Although Piovano was previously unknown to me, his set proved itself exemplary right away. The first thing of note is the demonstration-class recorded sound (by Laurence Heym): clear yet slightly dark, faintly resonant. It perfectly suits the cellist’s silky, poetic understatement.
If Piovano brings a stylistic agenda to the Cello Suites it’s that they are anything but solemn or monumental. Rather, he delivers them as music that is rich in a delicate grace. The first Bourrée of the Fourth Suite is played just so, yet with a jaw-dropping sense of motion. Bach’s fast-moving Gavottes are also brought resoundingly to life. At the same time, the Suites’ slow movements retain their momentum and never bog down. Motivic gestures are expressed naturally, their shapes vividly outlined, while downbeats and arrival points are never exaggerated or overcooked.
Anyone who regards solo cello music as “difficult” may reconsider after hearing, say, his take on Minuets 1 and 2 of the First Suite. Beyond the sewing-machine entrancements of their late-Baroque orderliness, both of these movements come alive with an infectious sprightliness that will captivate. Piovano always displays rhythmic assurance, momentum and communicative intensity.

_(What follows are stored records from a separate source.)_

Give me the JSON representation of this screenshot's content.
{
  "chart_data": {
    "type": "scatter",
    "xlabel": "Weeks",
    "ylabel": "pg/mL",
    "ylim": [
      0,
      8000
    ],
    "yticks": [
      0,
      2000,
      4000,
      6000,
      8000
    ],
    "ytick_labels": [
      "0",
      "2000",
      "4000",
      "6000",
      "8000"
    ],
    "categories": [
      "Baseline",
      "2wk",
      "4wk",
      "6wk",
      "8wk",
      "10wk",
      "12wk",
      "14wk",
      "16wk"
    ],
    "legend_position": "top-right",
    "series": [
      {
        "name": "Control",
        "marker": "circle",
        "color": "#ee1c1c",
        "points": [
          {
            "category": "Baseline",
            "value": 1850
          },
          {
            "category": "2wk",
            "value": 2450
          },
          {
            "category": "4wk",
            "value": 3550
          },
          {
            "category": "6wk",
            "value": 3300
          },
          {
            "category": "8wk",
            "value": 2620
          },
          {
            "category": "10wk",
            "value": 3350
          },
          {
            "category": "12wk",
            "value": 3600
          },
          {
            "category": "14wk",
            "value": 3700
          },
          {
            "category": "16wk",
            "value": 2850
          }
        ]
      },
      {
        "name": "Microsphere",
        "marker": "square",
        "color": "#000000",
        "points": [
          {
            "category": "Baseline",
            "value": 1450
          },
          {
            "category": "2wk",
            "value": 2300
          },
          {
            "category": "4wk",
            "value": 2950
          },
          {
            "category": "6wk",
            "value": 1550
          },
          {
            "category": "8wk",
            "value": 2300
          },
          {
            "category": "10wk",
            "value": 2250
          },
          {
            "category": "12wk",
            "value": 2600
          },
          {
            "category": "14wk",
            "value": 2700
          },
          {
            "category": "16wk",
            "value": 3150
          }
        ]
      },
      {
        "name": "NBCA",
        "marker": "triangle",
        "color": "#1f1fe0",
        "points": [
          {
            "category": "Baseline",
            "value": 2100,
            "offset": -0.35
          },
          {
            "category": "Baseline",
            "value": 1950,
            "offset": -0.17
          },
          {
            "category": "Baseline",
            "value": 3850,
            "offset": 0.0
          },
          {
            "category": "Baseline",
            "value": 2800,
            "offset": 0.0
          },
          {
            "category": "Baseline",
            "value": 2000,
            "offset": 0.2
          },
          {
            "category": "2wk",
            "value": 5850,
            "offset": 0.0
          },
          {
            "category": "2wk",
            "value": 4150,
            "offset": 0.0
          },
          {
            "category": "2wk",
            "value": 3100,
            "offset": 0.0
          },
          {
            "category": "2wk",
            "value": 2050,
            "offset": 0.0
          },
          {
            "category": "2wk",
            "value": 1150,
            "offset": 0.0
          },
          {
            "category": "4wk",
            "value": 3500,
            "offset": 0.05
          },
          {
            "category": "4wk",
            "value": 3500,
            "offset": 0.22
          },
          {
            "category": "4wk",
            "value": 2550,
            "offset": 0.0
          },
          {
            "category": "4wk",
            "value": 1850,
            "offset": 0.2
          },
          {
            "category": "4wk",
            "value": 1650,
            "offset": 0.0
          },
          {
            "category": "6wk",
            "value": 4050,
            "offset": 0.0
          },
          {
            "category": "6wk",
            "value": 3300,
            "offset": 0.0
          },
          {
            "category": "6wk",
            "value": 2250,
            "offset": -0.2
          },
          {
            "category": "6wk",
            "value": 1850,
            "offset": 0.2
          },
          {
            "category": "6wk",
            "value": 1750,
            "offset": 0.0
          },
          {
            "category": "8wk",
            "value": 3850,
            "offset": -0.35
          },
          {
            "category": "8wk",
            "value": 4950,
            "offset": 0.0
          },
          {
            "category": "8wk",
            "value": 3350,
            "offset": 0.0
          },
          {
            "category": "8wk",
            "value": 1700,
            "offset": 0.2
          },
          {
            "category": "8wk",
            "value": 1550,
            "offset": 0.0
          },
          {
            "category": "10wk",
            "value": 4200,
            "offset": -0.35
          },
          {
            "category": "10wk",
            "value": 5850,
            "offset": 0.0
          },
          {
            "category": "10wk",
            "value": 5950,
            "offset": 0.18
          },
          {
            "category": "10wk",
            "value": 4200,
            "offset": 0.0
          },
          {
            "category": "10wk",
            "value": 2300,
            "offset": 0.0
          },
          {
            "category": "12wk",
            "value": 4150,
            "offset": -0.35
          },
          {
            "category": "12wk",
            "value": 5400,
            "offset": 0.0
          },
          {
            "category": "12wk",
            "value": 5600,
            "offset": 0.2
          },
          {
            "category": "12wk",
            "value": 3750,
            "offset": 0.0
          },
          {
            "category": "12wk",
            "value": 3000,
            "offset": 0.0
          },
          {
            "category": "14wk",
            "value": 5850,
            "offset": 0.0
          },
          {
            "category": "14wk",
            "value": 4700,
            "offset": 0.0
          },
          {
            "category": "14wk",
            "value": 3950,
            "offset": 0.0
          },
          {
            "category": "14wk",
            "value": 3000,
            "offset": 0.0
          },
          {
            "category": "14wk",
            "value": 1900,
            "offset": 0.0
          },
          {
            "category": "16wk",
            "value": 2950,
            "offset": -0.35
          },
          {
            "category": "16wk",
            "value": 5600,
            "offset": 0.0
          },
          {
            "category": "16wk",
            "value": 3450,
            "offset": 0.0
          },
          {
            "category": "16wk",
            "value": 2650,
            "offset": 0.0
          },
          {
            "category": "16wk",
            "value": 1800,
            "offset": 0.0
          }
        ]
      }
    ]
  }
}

Any eyebrow raised about these interpretations may be liable to fix on the Fifth Suite, especially its Sarabande, the fourth movement. In Piovano's hands, it broods at a slow, near-thick pace as he reaches for an intensity not plumbed, to these ears, by other versions. He clearly commands a tone robust enough to portray the music this way, although some may wonder if his take is to the movement's advantage, and if revelling in such depths could ever resonate as “right” for them. Others, however, will be intrigued to accompany him into the near-haunted solitude for which he strives.
For all his grace and poetry, this at least shows that Piovano does not gloss over the Suites’ depths. Above all, his are living, breathing interpretations that in no way suggest a glum, over-studied approach — and all is on display in lucid recorded sound.